Results:  For review 1, 54 controlled trials met the inclusion criteria. For the 36 meta-analysed randomised controlled trials, beneficial effects (p < 0.05) were observed for several symptom and scholastic outcomes. Mean weighted effect sizes ranged from very small (d+ < 0.20) to large (d+ ≥ 0.80), but substantial heterogeneity in effect size estimates across studies was reported. Moderator analyses were not able to clarify which intervention features were linked with effectiveness. For review 2, 28 included studies revealed that educators’ attitudes towards interventions ranged in positivity. Most interventions were rated positively or neutrally across different studies. The only intervention that consistently recorded positive attitudes from educators was daily report cards. For review 3, 33 studies met the inclusion criteria. Key findings included tensions regarding the preferred format of interventions, particularly how structured interventions were and the extent to which they are tailored to the child with ADHD. There were mixed views about the impact of interventions, although it was clear that interventions both influence and are influenced by the relationships held by children with ADHD and participants’ attitudes towards school and ADHD. For review 4, 34 studies met the inclusion criteria. Key findings included the importance of causal attributions that teachers, parents and pupils made about ADHD symptoms, the decisions teachers made about treatment, the self-perceptions pupils developed about themselves, the role of the classroom environment and stigma in aggravating ADHD symptoms, and the significant barrier to treatment posed by the common presence of conflict in relationships between pupils–teachers, parents–teachers and pupils–peers in relation to ADHD. An overarching synthesis of the four reviews highlighted the importance of the context affecting interventions. It suggested that ADHD psychoeducation and relationship-building skills are potential implications for interventions.
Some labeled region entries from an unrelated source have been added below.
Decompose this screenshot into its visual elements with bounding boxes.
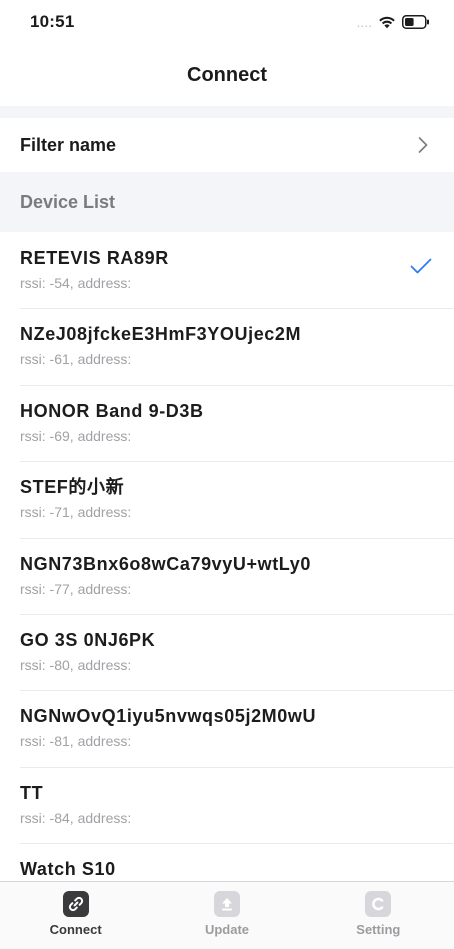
status-bar: 10:51 .... — [0, 0, 454, 44]
device-item[interactable]: RETEVIS RA89R rssi: -54, address: — [0, 232, 454, 308]
battery-icon — [402, 15, 430, 29]
device-meta: rssi: -69, address: — [20, 427, 132, 444]
status-icons: .... — [356, 15, 430, 29]
device-item[interactable]: NGNwOvQ1iyu5nvwqs05j2M0wU rssi: -81, add… — [0, 690, 454, 766]
device-item[interactable]: TT rssi: -84, address: — [0, 766, 454, 843]
device-name: NZeJ08jfckeE3HmF3YOUjec2M — [20, 324, 302, 345]
device-item[interactable]: GO 3S 0NJ6PK rssi: -80, address: — [0, 613, 454, 690]
device-name: HONOR Band 9-D3B — [20, 400, 204, 421]
page-title: Connect — [187, 63, 267, 86]
device-item[interactable]: NZeJ08jfckeE3HmF3YOUjec2M rssi: -61, add… — [0, 308, 454, 384]
device-item[interactable]: NGN73Bnx6o8wCa79vyU+wtLy0 rssi: -77, add… — [0, 537, 454, 614]
tab-connect-label: Connect — [49, 922, 102, 937]
device-meta: rssi: -80, address: — [20, 656, 132, 673]
device-name: TT — [20, 782, 44, 803]
nav-bar: Connect — [0, 44, 454, 106]
device-name: NGN73Bnx6o8wCa79vyU+wtLy0 — [20, 553, 311, 574]
device-list: RETEVIS RA89R rssi: -54, address: NZeJ08… — [0, 232, 454, 920]
device-list-header: Device List — [0, 172, 454, 232]
device-name: GO 3S 0NJ6PK — [20, 629, 156, 650]
tab-setting[interactable]: Setting — [303, 882, 454, 949]
device-meta: rssi: -61, address: — [20, 351, 132, 368]
tab-connect[interactable]: Connect — [0, 882, 151, 949]
status-time: 10:51 — [30, 12, 75, 31]
checkmark-icon — [410, 258, 432, 274]
device-name: RETEVIS RA89R — [20, 248, 169, 268]
device-list-title: Device List — [20, 191, 116, 212]
upload-icon — [213, 891, 240, 917]
filter-name-row[interactable]: Filter name — [0, 118, 454, 172]
tab-update[interactable]: Update — [151, 882, 302, 949]
c-logo-icon — [365, 891, 392, 917]
device-meta: rssi: -81, address: — [20, 733, 132, 750]
device-name: Watch S10 — [20, 859, 116, 880]
device-meta: rssi: -54, address: — [20, 275, 132, 291]
filter-name-label: Filter name — [20, 134, 117, 155]
tab-setting-label: Setting — [356, 922, 401, 937]
section-separator — [0, 106, 454, 118]
device-name: NGNwOvQ1iyu5nvwqs05j2M0wU — [20, 706, 317, 727]
device-meta: rssi: -84, address: — [20, 809, 132, 826]
tab-update-label: Update — [204, 922, 250, 937]
tab-bar: Connect Update Setting — [0, 881, 454, 949]
device-item[interactable]: STEF的小新 rssi: -71, address: — [0, 461, 454, 537]
device-meta: rssi: -77, address: — [20, 580, 132, 597]
signal-icon: .... — [356, 14, 372, 30]
wifi-icon — [378, 15, 396, 29]
device-meta: rssi: -71, address: — [20, 504, 132, 521]
chevron-right-icon — [418, 137, 428, 153]
device-name: STEF的小新 — [20, 477, 125, 498]
device-item[interactable]: HONOR Band 9-D3B rssi: -69, address: — [0, 384, 454, 461]
link-icon — [62, 891, 89, 917]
Limitations: The breadth of both interventions and outcomes in the reviewed studies presented a challenge for categorisation, analysis and interpretation in reviews 1–3. Across reviews, relatively few studies were conducted in the UK, limiting the applicability of findings to UK education. In reviews 1 and 2, the poor methodological quality of some included studies was identified as a barrier to establishing effectiveness or comparing attitudes. In review 3 the descriptive analysis used by the majority of studies constrained theorising during synthesis. Studies in review 4 lacked detail regarding important issues like gender, pupil maturity and school level.
Conclusion:  Findings suggest some beneficial effects of non-pharmacological interventions for ADHD used in school settings, but substantial heterogeneity in effect sizes was seen across studies. The qualitative reviews demonstrate the importance of the context in which interventions are used. Future work should consider more rigorous evaluation of interventions, as well as focus on what works, for whom and in which contexts. Gaps in current research present opportunities for the development and testing of standardised tools to describe interventions, agreement on gold-standard outcome measures assessing ADHD behaviour and testing a range of potential moderators alongside intervention trials.